ExoMolHD: Precision spectroscopic data for studies of exoplanets and other hot atmospheres

The discovery of planets orbiting round other stars (exoplanets) in the 1990s has led to a fundamental change in out understanding of the Universe. We now know that in our galaxy essentially every star supports a planetary system. This raise key and fundamental questions about the composition of these planets, their formation and, of course, whether any of them are capable of supporting life or do indeed support life. Answers to these questions are key for placing humankind's position in the Universe.

Exoplanets are being probed by a combination of ground based and space-borne telescopes with a number of new, bespoke missions due to start providing observational results over the next few years. Interpreting this wealth of observations requires a detailed understanding of the atomic and molecular species that make up the atmospheres of these exoplanets. Doing this requires laboratory data. The ExoMolHD project is dedicated to providing the best possible data for molecules observed or potentially observable in the atmospheres of exoplanets. These data are provided via the project website (www.exomol.com) and database. This work underpins international efforts to understand our exoplanetary neighbours.

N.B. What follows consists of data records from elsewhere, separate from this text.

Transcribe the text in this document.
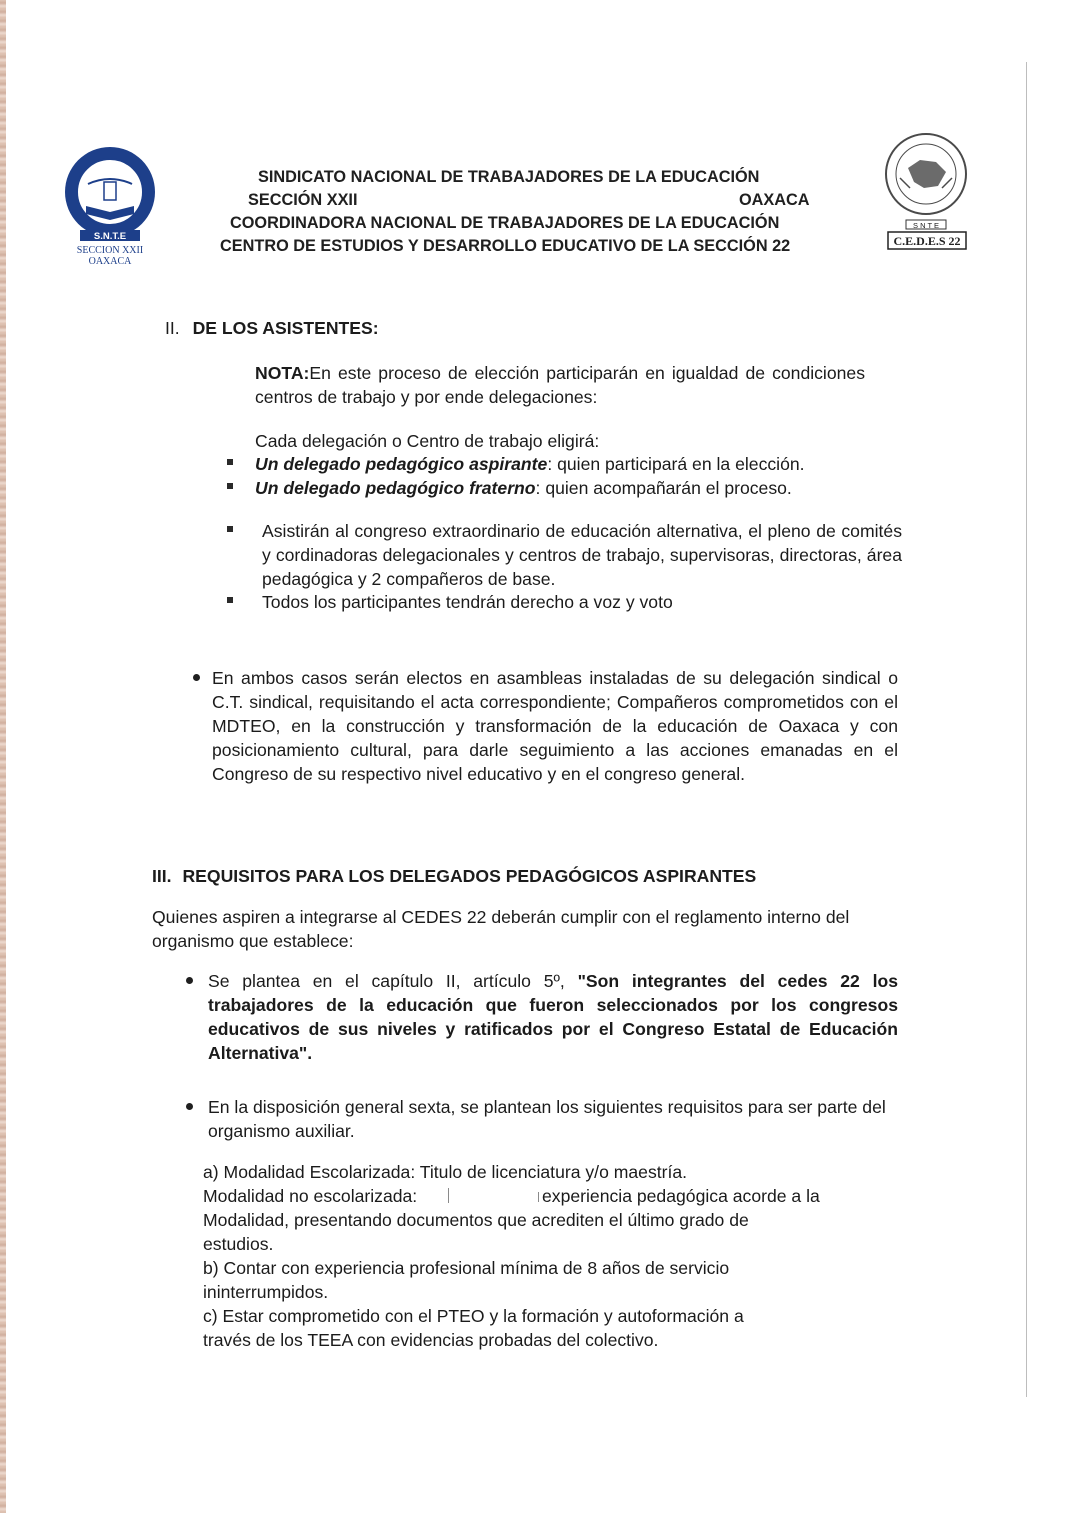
S.N.T.E
SECCION XXII
OAXACA
S N T E
C.E.D.E.S 22
SINDICATO NACIONAL DE TRABAJADORES DE LA EDUCACIÓN
SECCIÓN XXII	OAXACA
COORDINADORA NACIONAL DE TRABAJADORES DE LA EDUCACIÓN
CENTRO DE ESTUDIOS Y DESARROLLO EDUCATIVO DE LA SECCIÓN 22
II. DE LOS ASISTENTES:
NOTA:En este proceso de elección participarán en igualdad de condiciones centros de trabajo y por ende delegaciones:
Cada delegación o Centro de trabajo eligirá:
Un delegado pedagógico aspirante: quien participará en la elección.
Un delegado pedagógico fraterno: quien acompañarán el proceso.
Asistirán al congreso extraordinario de educación alternativa, el pleno de comités y cordinadoras delegacionales y centros de trabajo, supervisoras, directoras, área pedagógica y 2 compañeros de base.
Todos los participantes tendrán derecho a voz y voto
En ambos casos serán electos en asambleas instaladas de su delegación sindical o C.T. sindical, requisitando el acta correspondiente; Compañeros comprometidos con el MDTEO, en la construcción y transformación de la educación de Oaxaca y con posicionamiento cultural, para darle seguimiento a las acciones emanadas en el Congreso de su respectivo nivel educativo y en el congreso general.
III. REQUISITOS PARA LOS DELEGADOS PEDAGÓGICOS ASPIRANTES
Quienes aspiren a integrarse al CEDES 22 deberán cumplir con el reglamento interno del organismo que establece:
Se plantea en el capítulo II, artículo 5º, "Son integrantes del cedes 22 los trabajadores de la educación que fueron seleccionados por los congresos educativos de sus niveles y ratificados por el Congreso Estatal de Educación Alternativa".
En la disposición general sexta, se plantean los siguientes requisitos para ser parte del organismo auxiliar.
a) Modalidad Escolarizada: Titulo de licenciatura y/o maestría.
Modalidad no escolarizada:	experiencia pedagógica acorde a la
Modalidad, presentando documentos que acrediten el último grado de
estudios.
b) Contar con experiencia profesional mínima de 8 años de servicio
ininterrumpidos.
c) Estar comprometido con el PTEO y la formación y autoformación a
través de los TEEA con evidencias probadas del colectivo.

Specific problems being addressed as part of the ExoMolHD project include:
1. Providing the very high resolution data necessary for the class of extremely large ground-based telescopes that use a special high-resolution cross-correlation technique to identify molecular species in exoplanetary atmospheres.
2. To extend the work of project 1 to allow the identification of isotopically-substituted molecules.
3. To show the effects of temperature on the rates with which molecules are broken up by the ultraviolet from their host star. Thus far photodissociation rates have assumed the molecule concerned is cold but this assumption is not valid for many of the exoplanets currently being studied.
4. To consider the effects of pressure on the way molecules in exoplanetary atmospheres absorb light.
5. To maintain and extend the ExoMol database.

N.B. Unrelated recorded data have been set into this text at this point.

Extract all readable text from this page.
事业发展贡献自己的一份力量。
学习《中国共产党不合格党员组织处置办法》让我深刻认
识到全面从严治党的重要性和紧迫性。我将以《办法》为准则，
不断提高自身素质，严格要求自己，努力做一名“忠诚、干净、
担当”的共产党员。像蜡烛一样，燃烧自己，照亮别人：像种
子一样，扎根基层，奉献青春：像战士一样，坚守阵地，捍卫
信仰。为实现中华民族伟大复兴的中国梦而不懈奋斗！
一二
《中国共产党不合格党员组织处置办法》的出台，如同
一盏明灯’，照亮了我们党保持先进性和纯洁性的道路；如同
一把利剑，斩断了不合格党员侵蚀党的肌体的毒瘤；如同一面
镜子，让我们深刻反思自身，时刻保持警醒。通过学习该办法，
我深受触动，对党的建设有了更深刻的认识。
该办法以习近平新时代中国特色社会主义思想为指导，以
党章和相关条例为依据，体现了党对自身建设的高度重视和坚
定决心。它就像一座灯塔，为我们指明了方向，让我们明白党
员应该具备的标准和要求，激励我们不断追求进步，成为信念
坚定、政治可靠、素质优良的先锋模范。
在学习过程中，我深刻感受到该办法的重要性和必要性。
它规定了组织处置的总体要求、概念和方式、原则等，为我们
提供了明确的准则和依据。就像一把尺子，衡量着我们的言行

1. High accuracy line lists have been produced for a number of molecules. A new code has been developed which allows hyperfine effects due to nuclear spin interactions to be included. This is important for molecules such as VO.
2. High accuracy line lists have also been extended to isotopically substituted molecules (isotopologues) using a novel technique which allows information obtained for the parent species to be transferred to the isopologue.
3. A new technique for computing photodissociation spectra has been successfully developed and tested. Calculations on HF and HCl have shown that these temperature effects can be really dramatic and have identified the need to better characterise stellar radiation fields as the photodissociation rates can show extreme sensitivity to the shape of these fields at ultraviolet wavelengths where they are often not that well determined.
5. New results have been placed in our database which has been extended to provide uncertainties in transition frequencies, which are essential for high resolution studies, and to make the new photodissociation results available.

The data provided by the project are all novel and represent the state of the art. This accounts for the very high level of adoption of these data by astronomers.
In addition we have developed two entirely new codes/procedures:
1. A variational nuclear motion code allowing for full inclusion of hyperfine effects.
2. A procedure for computing photodissociation cross sections which allows important temperature effects to be fully included.